TTT『戸惑いの惑星』雑感
自分の雑感の覚書だからいつ上げてもいいのだ。と言い訳。
思い返すほど脚本のあちこちに物語の布石が散りばめられていて振り返るのが面白いお話だったと再実感するのだった。
鳴らすのは所謂「黒子」の方。みんなお洒落なカフェの店員のように可愛い衣装でお揃い。舞台の転換の場面でも振付のように舞台を変えていく。お見事。
そしてぬるっと普通に現れるトニセンの面々。
椅子に座っているんだけどみんな個性が出ている。時に印象的なのは坂本さん。足長っ!坂本さんは青色、長野くんは灰色、イノッチは白系のお衣装。
みんなお衣装が適度にふわっとゆるっと長めなのがいい。特にイノッチの萌え袖感がたまらない。その後の展開と相まって抱きしめたくなる。

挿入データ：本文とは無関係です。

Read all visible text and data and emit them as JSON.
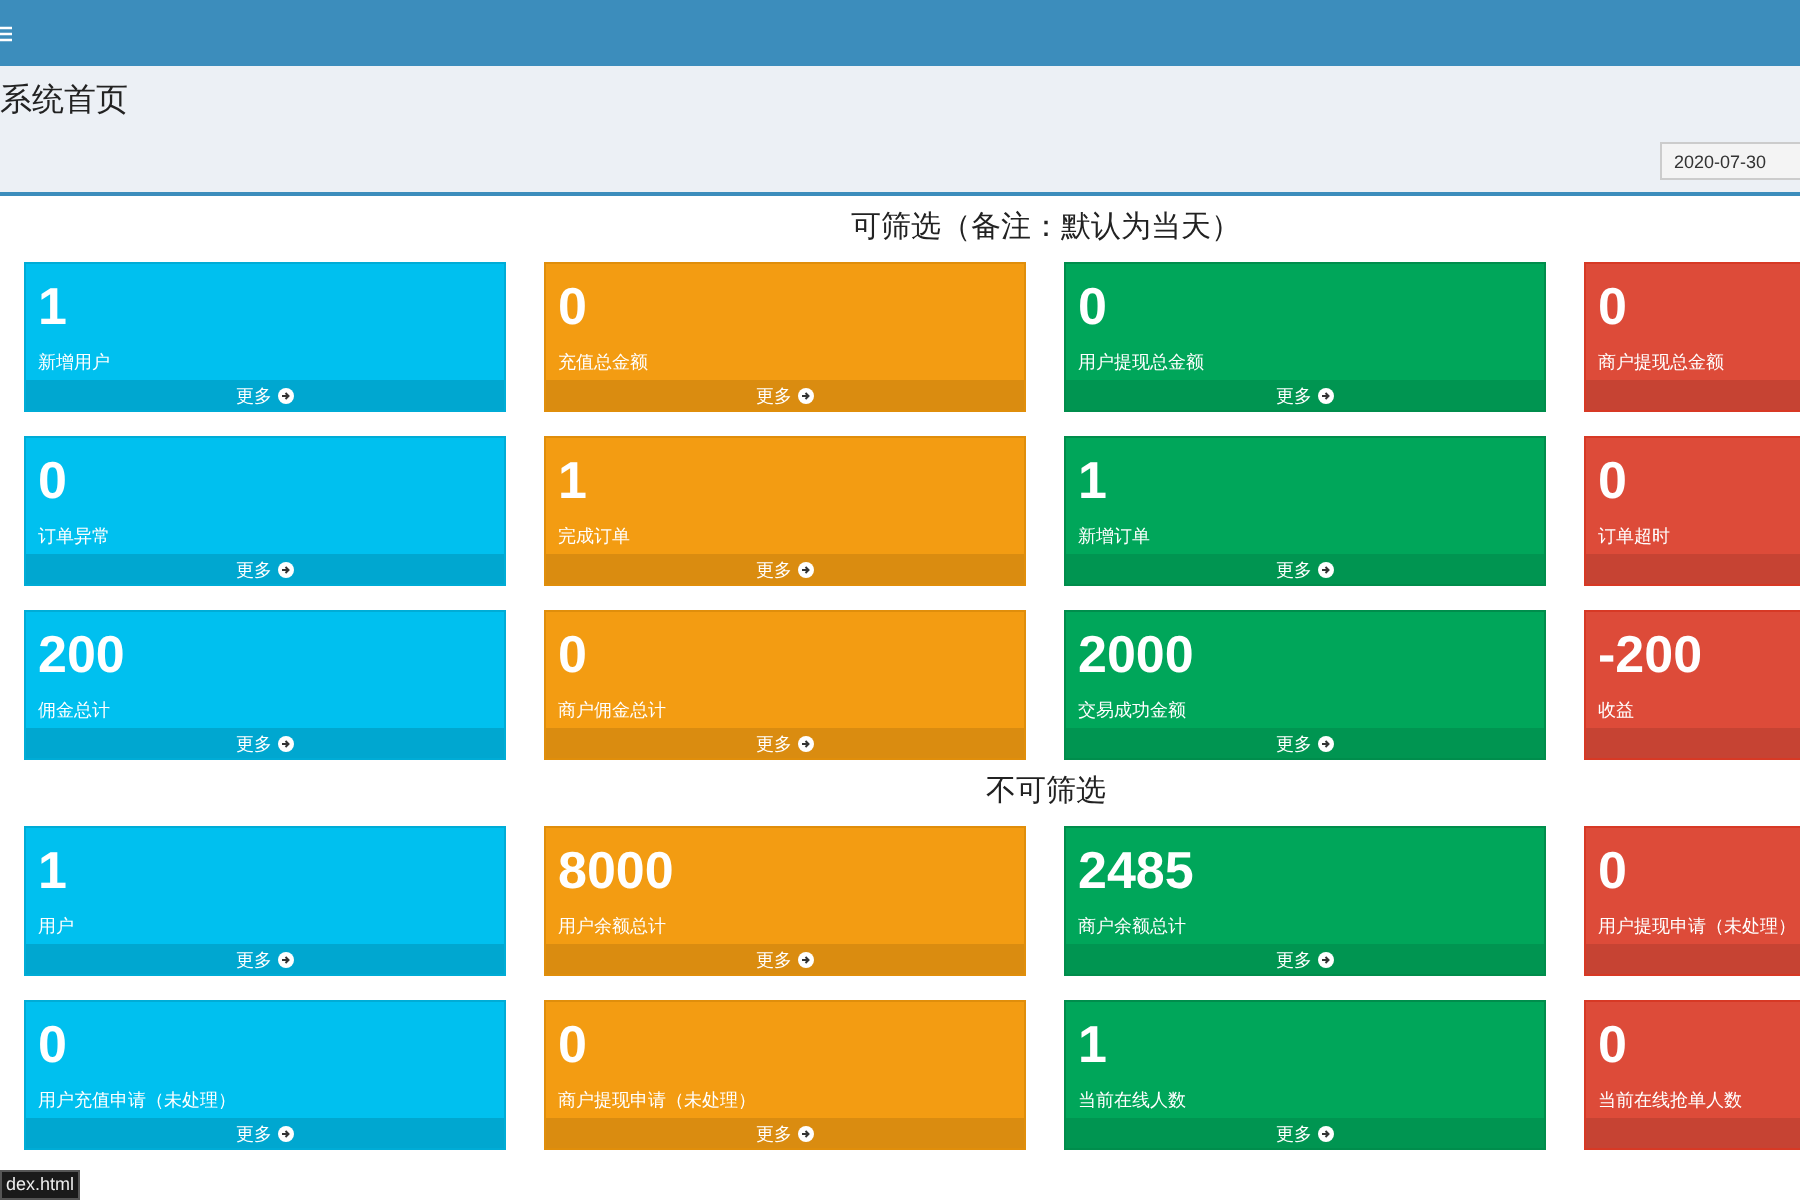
{
  "page_title": "系统首页",
  "date_filter": {
    "value": "2020-07-30"
  },
  "sections": [
    {
      "heading": "可筛选（备注：默认为当天）",
      "cards": [
        {
          "kind": "info",
          "value": "1",
          "label": "新增用户",
          "more": "更多"
        },
        {
          "kind": "warning",
          "value": "0",
          "label": "充值总金额",
          "more": "更多"
        },
        {
          "kind": "success",
          "value": "0",
          "label": "用户提现总金额",
          "more": "更多"
        },
        {
          "kind": "danger",
          "value": "0",
          "label": "商户提现总金额"
        },
        {
          "kind": "info",
          "value": "0",
          "label": "订单异常",
          "more": "更多"
        },
        {
          "kind": "warning",
          "value": "1",
          "label": "完成订单",
          "more": "更多"
        },
        {
          "kind": "success",
          "value": "1",
          "label": "新增订单",
          "more": "更多"
        },
        {
          "kind": "danger",
          "value": "0",
          "label": "订单超时"
        },
        {
          "kind": "info",
          "value": "200",
          "label": "佣金总计",
          "more": "更多"
        },
        {
          "kind": "warning",
          "value": "0",
          "label": "商户佣金总计",
          "more": "更多"
        },
        {
          "kind": "success",
          "value": "2000",
          "label": "交易成功金额",
          "more": "更多"
        },
        {
          "kind": "danger",
          "value": "-200",
          "label": "收益"
        }
      ]
    },
    {
      "heading": "不可筛选",
      "cards": [
        {
          "kind": "info",
          "value": "1",
          "label": "用户",
          "more": "更多"
        },
        {
          "kind": "warning",
          "value": "8000",
          "label": "用户余额总计",
          "more": "更多"
        },
        {
          "kind": "success",
          "value": "2485",
          "label": "商户余额总计",
          "more": "更多"
        },
        {
          "kind": "danger",
          "value": "0",
          "label": "用户提现申请（未处理）"
        },
        {
          "kind": "info",
          "value": "0",
          "label": "用户充值申请（未处理）",
          "more": "更多"
        },
        {
          "kind": "warning",
          "value": "0",
          "label": "商户提现申请（未处理）",
          "more": "更多"
        },
        {
          "kind": "success",
          "value": "1",
          "label": "当前在线人数",
          "more": "更多"
        },
        {
          "kind": "danger",
          "value": "0",
          "label": "当前在线抢单人数"
        }
      ]
    }
  ],
  "status_tooltip": "dex.html"
}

「最近手紙で痛い思いをしたから」「手紙にいい思い出ないから」等と手紙を読むのを断る坂本さんと長野くんの台詞は、三池が大好きだった彼女から送られてきた別れの手紙、由利が母親から「奇跡」の事実を告げられた手紙や妹が残した手紙、というその後の展開を暗示。
結局イノッチが代読した手紙「戸惑うことは?」でフリートークならぬ物語が始まってました。

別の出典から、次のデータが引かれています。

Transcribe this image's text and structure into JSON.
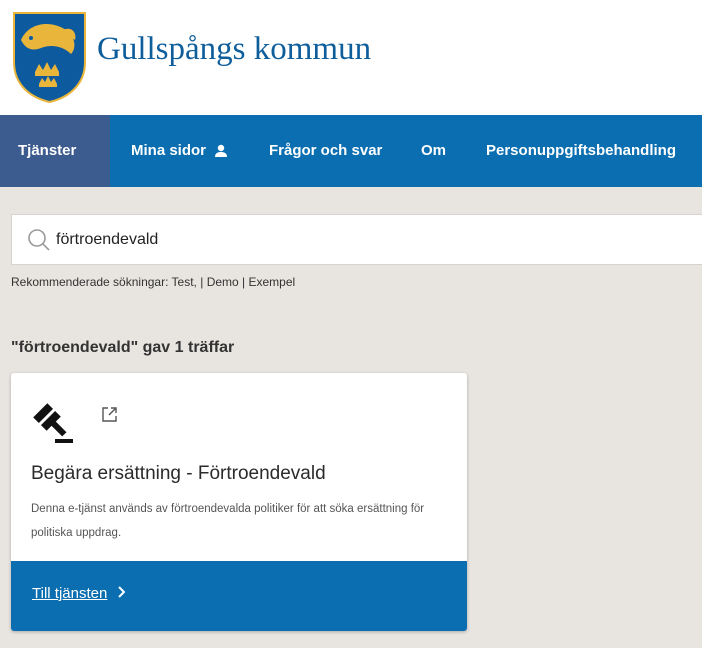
{
  "header": {
    "brand": "Gullspångs kommun"
  },
  "nav": {
    "items": [
      {
        "label": "Tjänster",
        "active": true
      },
      {
        "label": "Mina sidor",
        "icon": "person-icon"
      },
      {
        "label": "Frågor och svar"
      },
      {
        "label": "Om"
      },
      {
        "label": "Personuppgiftsbehandling"
      }
    ]
  },
  "search": {
    "value": "förtroendevald",
    "icon": "search-icon"
  },
  "recommended": {
    "prefix": "Rekommenderade sökningar:",
    "links": [
      "Test,",
      "Demo",
      "Exempel"
    ]
  },
  "results": {
    "heading": "\"förtroendevald\" gav 1 träffar"
  },
  "card": {
    "icon": "gavel-icon",
    "external_icon": "external-link-icon",
    "title": "Begära ersättning - Förtroendevald",
    "description": "Denna e-tjänst används av förtroendevalda politiker för att söka ersättning för politiska uppdrag.",
    "link_label": "Till tjänsten",
    "link_icon": "chevron-right-icon"
  },
  "colors": {
    "primary": "#0a6eb0",
    "nav_active": "#3c5b8f",
    "brand_text": "#0e5e9c",
    "background": "#e8e4e0"
  }
}
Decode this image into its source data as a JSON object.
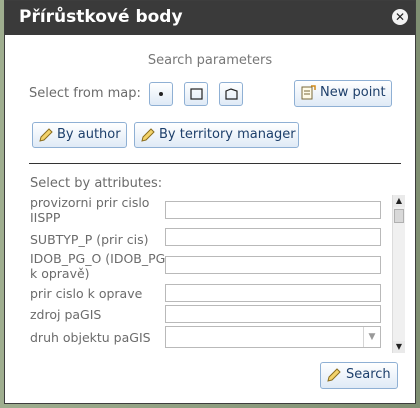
{
  "window": {
    "title": "Přírůstkové body"
  },
  "search": {
    "section_title": "Search parameters",
    "select_from_map_label": "Select from map:",
    "new_point_label": "New point",
    "by_author_label": "By author",
    "by_territory_manager_label": "By territory manager"
  },
  "attributes": {
    "heading": "Select by attributes:",
    "fields": [
      {
        "label": "provizorni prir cislo IISPP",
        "value": ""
      },
      {
        "label": "SUBTYP_P (prir cis)",
        "value": ""
      },
      {
        "label": "IDOB_PG_O (IDOB_PG k opravě)",
        "value": ""
      },
      {
        "label": "prir cislo k oprave",
        "value": ""
      },
      {
        "label": "zdroj paGIS",
        "value": ""
      },
      {
        "label": "druh objektu paGIS",
        "value": ""
      }
    ]
  },
  "footer": {
    "search_label": "Search"
  },
  "colors": {
    "titlebar": "#3a3a3a",
    "button_border": "#8fb0d4",
    "button_text": "#1d3f6b"
  }
}
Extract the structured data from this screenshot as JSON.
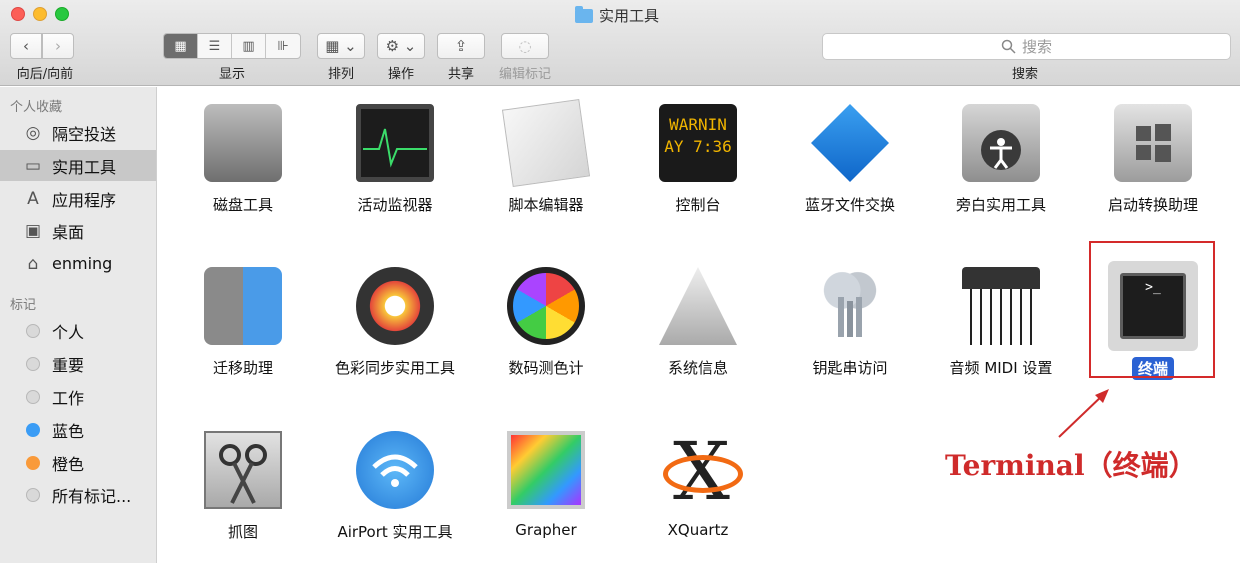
{
  "window": {
    "title": "实用工具"
  },
  "toolbar": {
    "nav_label": "向后/向前",
    "back_glyph": "‹",
    "forward_glyph": "›",
    "view_label": "显示",
    "view_glyphs": [
      "▦",
      "☰",
      "▥",
      "⊪"
    ],
    "arrange_label": "排列",
    "arrange_glyph": "▦ ⌄",
    "action_label": "操作",
    "action_glyph": "⚙ ⌄",
    "share_label": "共享",
    "share_glyph": "⇪",
    "tags_label": "编辑标记",
    "tags_glyph": "◌",
    "search_placeholder": "搜索",
    "search_label": "搜索"
  },
  "sidebar": {
    "favorites_header": "个人收藏",
    "favorites": [
      {
        "label": "隔空投送",
        "icon": "airdrop-icon",
        "glyph": "◎"
      },
      {
        "label": "实用工具",
        "icon": "folder-icon",
        "glyph": "▭"
      },
      {
        "label": "应用程序",
        "icon": "applications-icon",
        "glyph": "A"
      },
      {
        "label": "桌面",
        "icon": "desktop-icon",
        "glyph": "▣"
      },
      {
        "label": "enming",
        "icon": "home-icon",
        "glyph": "⌂"
      }
    ],
    "tags_header": "标记",
    "tags": [
      {
        "label": "个人",
        "color": "#d9d9d9"
      },
      {
        "label": "重要",
        "color": "#d9d9d9"
      },
      {
        "label": "工作",
        "color": "#d9d9d9"
      },
      {
        "label": "蓝色",
        "color": "#3a9cf5"
      },
      {
        "label": "橙色",
        "color": "#f99a3a"
      },
      {
        "label": "所有标记...",
        "color": "#d9d9d9"
      }
    ]
  },
  "apps": [
    {
      "name": "磁盘工具"
    },
    {
      "name": "活动监视器"
    },
    {
      "name": "脚本编辑器"
    },
    {
      "name": "控制台",
      "icon_text_1": "WARNIN",
      "icon_text_2": "AY 7:36"
    },
    {
      "name": "蓝牙文件交换"
    },
    {
      "name": "旁白实用工具"
    },
    {
      "name": "启动转换助理"
    },
    {
      "name": "迁移助理"
    },
    {
      "name": "色彩同步实用工具"
    },
    {
      "name": "数码测色计"
    },
    {
      "name": "系统信息"
    },
    {
      "name": "钥匙串访问"
    },
    {
      "name": "音频 MIDI 设置"
    },
    {
      "name": "终端",
      "icon_text": ">_"
    },
    {
      "name": "抓图"
    },
    {
      "name": "AirPort 实用工具"
    },
    {
      "name": "Grapher"
    },
    {
      "name": "XQuartz"
    }
  ],
  "annotation": {
    "text": "Terminal（终端）",
    "color": "#cf2b2b"
  }
}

物語後半でもこの便箋と手紙は出てくるけど宇宙と月をモチーフにしていてとてもかわいい。何故これをグッズ化しなかったのかと惜しまれる。
坂本さん⇒占いに戸惑う。占いが当たるということは運命が決まっているということ。運命が決まっているのが嫌で嫌で仕方がない。運命に逆らおうとしても、その逆らおうとすること自体が運命だったら?だから占いに戸惑う。
長野くん⇒夜空の星に戸惑う。星の多さ、宇宙の広さ。天の川をF1で駆け抜けたらどれぐらい時間がかかる?光だったら?人が死んだら自分と繋がっている星に行くという説がある。じゃあどれが自分と繋がっている星だろう。宇宙はビッグバンでできた。宇宙ができるまでは空間も時間も存在しなかった。空間も時間も存在しないってなに?どういうこと?だから夜空の星に戸惑います。
イノッチ⇒気が付いたら知らないところにいることがある。子供の時に途中どこを歩いてきたか覚えてないけど気が付いたら家だったことはない?この間、気が付いたらディズニーランドのクラブ33にいた(ただし夢)。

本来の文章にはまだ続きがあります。